Zimbabwean in Vancouver play

Zimbabwean in Vancouver play

By Showbiz Writer

Vancouver based Zimbabwean thespian Clayton Pasi Gunguwo will starting later this month star in an Arthol Fugard play The Train Driver that will run in Canada until April.
Gunguwo who has immense experience in theatre and arts from working alongside greats like the late Simon Shumba aka Mutirowafanza and Continueloving Mhlanga of Amakhosi Arts will play Simon, a gravedigger who assits a train driver in identifying victims of an accident that he has been involved in.

According to Gunguwo, Roelf, the driver spends weeks trying to identify his unfortunate victims he killed on the tracks between Philippi and Nyanga on South Africa’s Cape Flats and meets Simon who assist in unburdening him.

Based on a true story, Athol Fugard’s beautiful and haunting The Train Driver is a soulful exploration of guilt, suffering, redemption, and the powerful bonds that grow between strangers which South Africa’s Sunday Times described as: “Brave, confrontational and tender… Essential theatre viewing…”

The play is directed by New York born Adam Henderson who is also a teacher at Vancouver Film School.

Born in Zimbabwe, Gunguwo grew up on the dusty streets of Mbare under the care of a single mother and says he feels lucky to have met Mutirowafanza and Mlhanga who “immersed him in the world of film and theatre training and intensive apprenticeship”.

Over the last four decades he has worked in several countries among them Zimbabwe, Canada, Cuba, Ghana, Ethiopia, South Africa, Israel and U.S.A.

Gunguwo appeared in the country’s first condoms commercial and has been creating “an integrated interdisciplinary platform for his talents and gifts”.

He said he has deep passion to bring “voices and images that express a belonging at the same time celebrating human and geographical diversity that allow us to understand another through art”.

Among his major theatre highlights are being creator and director of Muti Usina Zita in Vancouver, Lumumba (associate producer-New York), Super Patriots and Morons (director-Vancouver) and Who stole the ghetto from the people (creator and director Israel).

He is also working on another theatre project titled Blisters of Chimurenga that focuses on the current economic chaos in Zimbabwe while the story swivels around love, power and revenge.
Tickets for the show can be bought on
Gunguwo says he remembers his experience starting off humble with Mutirowafanza when few considered arts an industry.

“We would go and rehearse in the bush (kubani). I remember my first play with him I had to do only one line but we would spend the whole day just rehearsing that one line teaching me how to connect my emotions to a character I was playing,” he said.

Afterwards he had a chance to work with Mhlanga who would teach him “essential tricks and dramatic forms to mirror” one’s own community particularly politics.

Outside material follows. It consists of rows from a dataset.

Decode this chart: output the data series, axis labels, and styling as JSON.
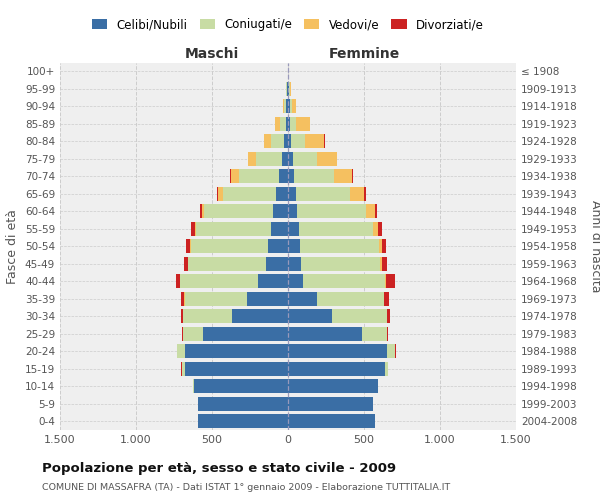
{
  "age_groups_bottom_to_top": [
    "0-4",
    "5-9",
    "10-14",
    "15-19",
    "20-24",
    "25-29",
    "30-34",
    "35-39",
    "40-44",
    "45-49",
    "50-54",
    "55-59",
    "60-64",
    "65-69",
    "70-74",
    "75-79",
    "80-84",
    "85-89",
    "90-94",
    "95-99",
    "100+"
  ],
  "birth_years_bottom_to_top": [
    "2004-2008",
    "1999-2003",
    "1994-1998",
    "1989-1993",
    "1984-1988",
    "1979-1983",
    "1974-1978",
    "1969-1973",
    "1964-1968",
    "1959-1963",
    "1954-1958",
    "1949-1953",
    "1944-1948",
    "1939-1943",
    "1934-1938",
    "1929-1933",
    "1924-1928",
    "1919-1923",
    "1914-1918",
    "1909-1913",
    "≤ 1908"
  ],
  "male_celibinubili": [
    590,
    590,
    620,
    680,
    680,
    560,
    370,
    270,
    200,
    145,
    130,
    115,
    100,
    80,
    60,
    40,
    25,
    15,
    10,
    5,
    2
  ],
  "male_coniugati": [
    1,
    2,
    5,
    20,
    50,
    130,
    320,
    410,
    510,
    510,
    510,
    490,
    450,
    350,
    260,
    170,
    90,
    40,
    15,
    5,
    0
  ],
  "male_vedovi": [
    0,
    0,
    0,
    0,
    0,
    0,
    1,
    2,
    3,
    5,
    8,
    10,
    15,
    30,
    55,
    50,
    40,
    30,
    10,
    5,
    0
  ],
  "male_divorziati": [
    0,
    0,
    0,
    1,
    2,
    5,
    15,
    25,
    25,
    25,
    25,
    20,
    15,
    10,
    5,
    5,
    2,
    0,
    0,
    0,
    0
  ],
  "female_celibinubili": [
    570,
    560,
    590,
    640,
    650,
    490,
    290,
    190,
    100,
    85,
    80,
    70,
    60,
    55,
    40,
    30,
    20,
    15,
    10,
    5,
    2
  ],
  "female_coniugati": [
    1,
    1,
    3,
    15,
    55,
    160,
    360,
    440,
    540,
    520,
    520,
    490,
    450,
    350,
    260,
    160,
    90,
    40,
    15,
    5,
    0
  ],
  "female_vedovi": [
    0,
    0,
    0,
    0,
    0,
    1,
    2,
    3,
    8,
    15,
    20,
    35,
    60,
    95,
    120,
    130,
    130,
    90,
    30,
    10,
    0
  ],
  "female_divorziati": [
    0,
    0,
    0,
    1,
    3,
    5,
    20,
    30,
    55,
    30,
    25,
    25,
    18,
    12,
    8,
    5,
    3,
    0,
    0,
    0,
    0
  ],
  "colors": {
    "celibinubili": "#3a6ea5",
    "coniugati": "#c8dca4",
    "vedovi": "#f5c060",
    "divorziati": "#cc2222"
  },
  "title": "Popolazione per età, sesso e stato civile - 2009",
  "subtitle": "COMUNE DI MASSAFRA (TA) - Dati ISTAT 1° gennaio 2009 - Elaborazione TUTTITALIA.IT",
  "xlabel_left": "Maschi",
  "xlabel_right": "Femmine",
  "ylabel_left": "Fasce di età",
  "ylabel_right": "Anni di nascita",
  "xlim": 1500,
  "bg_color": "#efefef",
  "grid_color": "#cccccc"
}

“For me these two were successful in being able to develop stories that were not donor driven however having been able to work with professional and talented thespians around I think the biggest area where Zimbabwe still needs to catch up is investing in stagecraft. There are so many projects I have seen in Zimbabwe that I have watched where directors never pay attention to it,” he added.

He said funds permitting he hopes to have the play Train Driver will be able to tour Zimbabwe in 2018.